Remaking Society by Murray Bookchin
I have read parts of it before, certainly enjoyed reading the last few chapters. It's an excellent book to start with from Murray if you haven't read any of his books. It might be his most important work because it's a good introduction to 'early' social ecology and has been translated in several languages. He just seems a bit too positive about anarchism in it, athought it's clear that this work stands very much into the libertarian socialist tradition and isn't at all about being an individualist.
Finding Our Way. Rethinking Eco-Feminist Politics. By Janet Biehl
This is one of those books I always thought I should fully read once, just after I had started reading it. I read half of it more than ten years ago. I think I picked it up again several times but found it hard to read further, so this time I started with the beginning of the book again and then later I could more easily switch to the second half of the book because it was more easy to grasp the logic behind it.
I have read other stuff from Janet. This very long text was the most difficult one to read, it can be very philosophical sometimes, with words I did not find easy to understand so I had to take the dictionary and open it all of the time.
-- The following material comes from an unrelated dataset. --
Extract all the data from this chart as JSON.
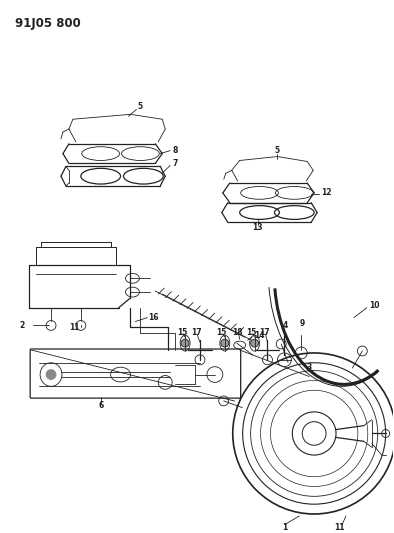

It's also mostly about female writers, apart from Murray Bookchin, so it can be good for male readers who don't mind a bit of subcultural genderbending. The genderbending didn't fully scare me. I'm used to it because sometimes I go to feminist meetings of twenty or thirty people present, and then there can be just a few men there. If they want to be called men, that's not always the case either.
One of the things I learned from this book is that ecofeminist Ynestra King has been less into social ecology than I thought she has been. Well, it's even harder to find texts from King in Belgium than from Janet Biehl, so... This book of Janet is the best work available to understand what's good about ecofeminism and what isn't.
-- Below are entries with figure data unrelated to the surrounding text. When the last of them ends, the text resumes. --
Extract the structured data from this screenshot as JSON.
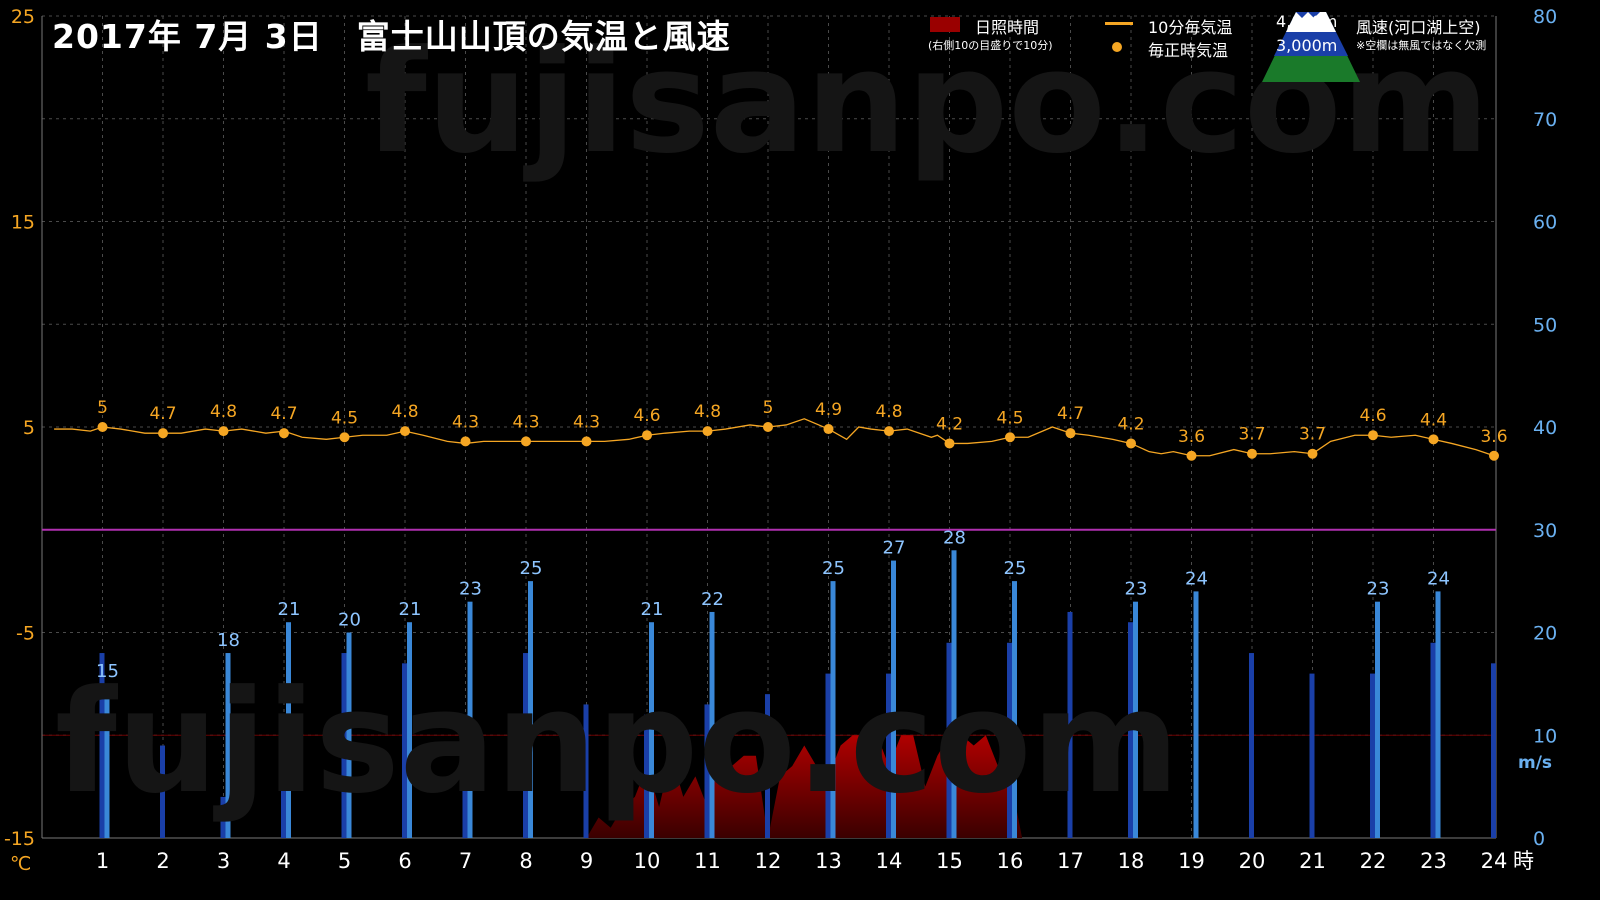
{
  "title": "2017年  7月  3日　富士山山頂の気温と風速",
  "watermark": "fujisanpo.com",
  "legend": {
    "sunshine_label": "日照時間",
    "sunshine_note": "(右側10の目盛りで10分)",
    "temp10_label": "10分毎気温",
    "temp_hourly_label": "毎正時気温",
    "alt4000": "4,000m",
    "alt3000": "3,000m",
    "wind_label": "風速(河口湖上空)",
    "wind_note": "※空欄は無風ではなく欠測"
  },
  "axes": {
    "left_unit": "℃",
    "right_unit": "m/s",
    "x_unit": "時",
    "left_ticks": [
      "25",
      "15",
      "5",
      "-5",
      "-15"
    ],
    "right_ticks": [
      "80",
      "70",
      "60",
      "50",
      "40",
      "30",
      "20",
      "10",
      "0"
    ],
    "x_ticks": [
      "1",
      "2",
      "3",
      "4",
      "5",
      "6",
      "7",
      "8",
      "9",
      "10",
      "11",
      "12",
      "13",
      "14",
      "15",
      "16",
      "17",
      "18",
      "19",
      "20",
      "21",
      "22",
      "23",
      "24"
    ]
  },
  "colors": {
    "temp": "#f5a623",
    "wind4000": "#3a88d8",
    "wind3000": "#1a3fa8",
    "wind_label": "#8ec5ff",
    "sunshine": "#9a0000",
    "purple_line": "#b030b0",
    "axis_left": "#f5a623",
    "axis_right": "#6ab0f0"
  },
  "chart_data": {
    "type": "line",
    "title": "2017年  7月  3日　富士山山頂の気温と風速",
    "temp_ylim": [
      -15,
      25
    ],
    "wind_ylim": [
      0,
      80
    ],
    "x_range": [
      0.2,
      24.0
    ],
    "hourly_temp": {
      "name": "毎正時気温",
      "x": [
        1,
        2,
        3,
        4,
        5,
        6,
        7,
        8,
        9,
        10,
        11,
        12,
        13,
        14,
        15,
        16,
        17,
        18,
        19,
        20,
        21,
        22,
        23,
        24
      ],
      "values": [
        5,
        4.7,
        4.8,
        4.7,
        4.5,
        4.8,
        4.3,
        4.3,
        4.3,
        4.6,
        4.8,
        5,
        4.9,
        4.8,
        4.2,
        4.5,
        4.7,
        4.2,
        3.6,
        3.7,
        3.7,
        4.6,
        4.4,
        3.6
      ]
    },
    "temp_10min": {
      "name": "10分毎気温",
      "x": [
        0.2,
        0.5,
        0.8,
        1.0,
        1.3,
        1.7,
        2.0,
        2.3,
        2.7,
        3.0,
        3.3,
        3.7,
        4.0,
        4.3,
        4.7,
        5.0,
        5.3,
        5.7,
        6.0,
        6.3,
        6.7,
        7.0,
        7.3,
        7.7,
        8.0,
        8.3,
        8.7,
        9.0,
        9.3,
        9.7,
        10.0,
        10.3,
        10.7,
        11.0,
        11.3,
        11.7,
        12.0,
        12.3,
        12.6,
        13.0,
        13.3,
        13.5,
        13.7,
        14.0,
        14.3,
        14.7,
        14.8,
        15.0,
        15.3,
        15.7,
        16.0,
        16.3,
        16.7,
        17.0,
        17.3,
        17.7,
        18.0,
        18.3,
        18.5,
        18.7,
        19.0,
        19.3,
        19.7,
        20.0,
        20.3,
        20.7,
        21.0,
        21.3,
        21.7,
        22.0,
        22.3,
        22.7,
        23.0,
        23.3,
        23.7,
        24.0
      ],
      "values": [
        4.9,
        4.9,
        4.8,
        5.0,
        4.9,
        4.7,
        4.7,
        4.7,
        4.9,
        4.8,
        4.9,
        4.7,
        4.8,
        4.5,
        4.4,
        4.5,
        4.6,
        4.6,
        4.8,
        4.6,
        4.3,
        4.2,
        4.3,
        4.3,
        4.3,
        4.3,
        4.3,
        4.3,
        4.3,
        4.4,
        4.6,
        4.7,
        4.8,
        4.8,
        4.9,
        5.1,
        5.0,
        5.1,
        5.4,
        4.9,
        4.4,
        5.0,
        4.9,
        4.8,
        4.9,
        4.5,
        4.6,
        4.2,
        4.2,
        4.3,
        4.5,
        4.5,
        5.0,
        4.7,
        4.6,
        4.4,
        4.2,
        3.8,
        3.7,
        3.8,
        3.6,
        3.6,
        3.9,
        3.7,
        3.7,
        3.8,
        3.7,
        4.3,
        4.6,
        4.6,
        4.5,
        4.6,
        4.4,
        4.2,
        3.9,
        3.6
      ]
    },
    "wind_4000m": {
      "name": "4,000m",
      "x": [
        1,
        3,
        4,
        5,
        6,
        7,
        8,
        10,
        11,
        13,
        14,
        15,
        16,
        18,
        19,
        22,
        23
      ],
      "values": [
        15,
        18,
        21,
        20,
        21,
        23,
        25,
        21,
        22,
        25,
        27,
        28,
        25,
        23,
        24,
        23,
        24
      ]
    },
    "wind_3000m": {
      "name": "3,000m",
      "x": [
        1,
        2,
        3,
        4,
        5,
        6,
        7,
        8,
        9,
        10,
        11,
        12,
        13,
        14,
        15,
        16,
        17,
        18,
        19,
        20,
        21,
        22,
        23,
        24
      ],
      "values": [
        18,
        9,
        4,
        12,
        18,
        17,
        12,
        18,
        13,
        12,
        13,
        14,
        16,
        16,
        19,
        19,
        22,
        21,
        null,
        18,
        16,
        16,
        19,
        17
      ]
    },
    "sunshine": {
      "name": "日照時間",
      "unit": "分",
      "x": [
        9.0,
        9.2,
        9.4,
        9.6,
        9.8,
        10.0,
        10.2,
        10.4,
        10.6,
        10.8,
        11.0,
        11.2,
        11.4,
        11.6,
        11.8,
        12.0,
        12.2,
        12.4,
        12.6,
        12.8,
        13.0,
        13.2,
        13.4,
        13.6,
        13.8,
        14.0,
        14.2,
        14.4,
        14.6,
        14.8,
        15.0,
        15.2,
        15.4,
        15.6,
        15.8,
        16.0,
        16.2
      ],
      "values": [
        0,
        2,
        1,
        3,
        4,
        7,
        3,
        8,
        4,
        6,
        3,
        9,
        7,
        8,
        8,
        0,
        6,
        7,
        9,
        7,
        6,
        9,
        10,
        10,
        10,
        7,
        10,
        10,
        5,
        8,
        10,
        10,
        9,
        10,
        7,
        6,
        0
      ]
    }
  }
}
Something that I really liked reading from Biehl was this : "Let me make it quite clear that I do not contend that personal life must be sacrificed to political life. Quite to the contrary, I believe that the two of them have to coexist in a balanced, rational and truly ecological manner. Attention to the personal in itself is and will always be of great individual as well as social concern. Human beings have vital needs for self-expression, love, play, a relationship with a particular place, with nonhuman nature, as well as intimate relationships with other people."
That an interesting book like this received little appreciation in the ecofeminist movement really is a shame, no wonder she doesn't seem to be much interested in ecofeminism anymore. It's an excellent work this book.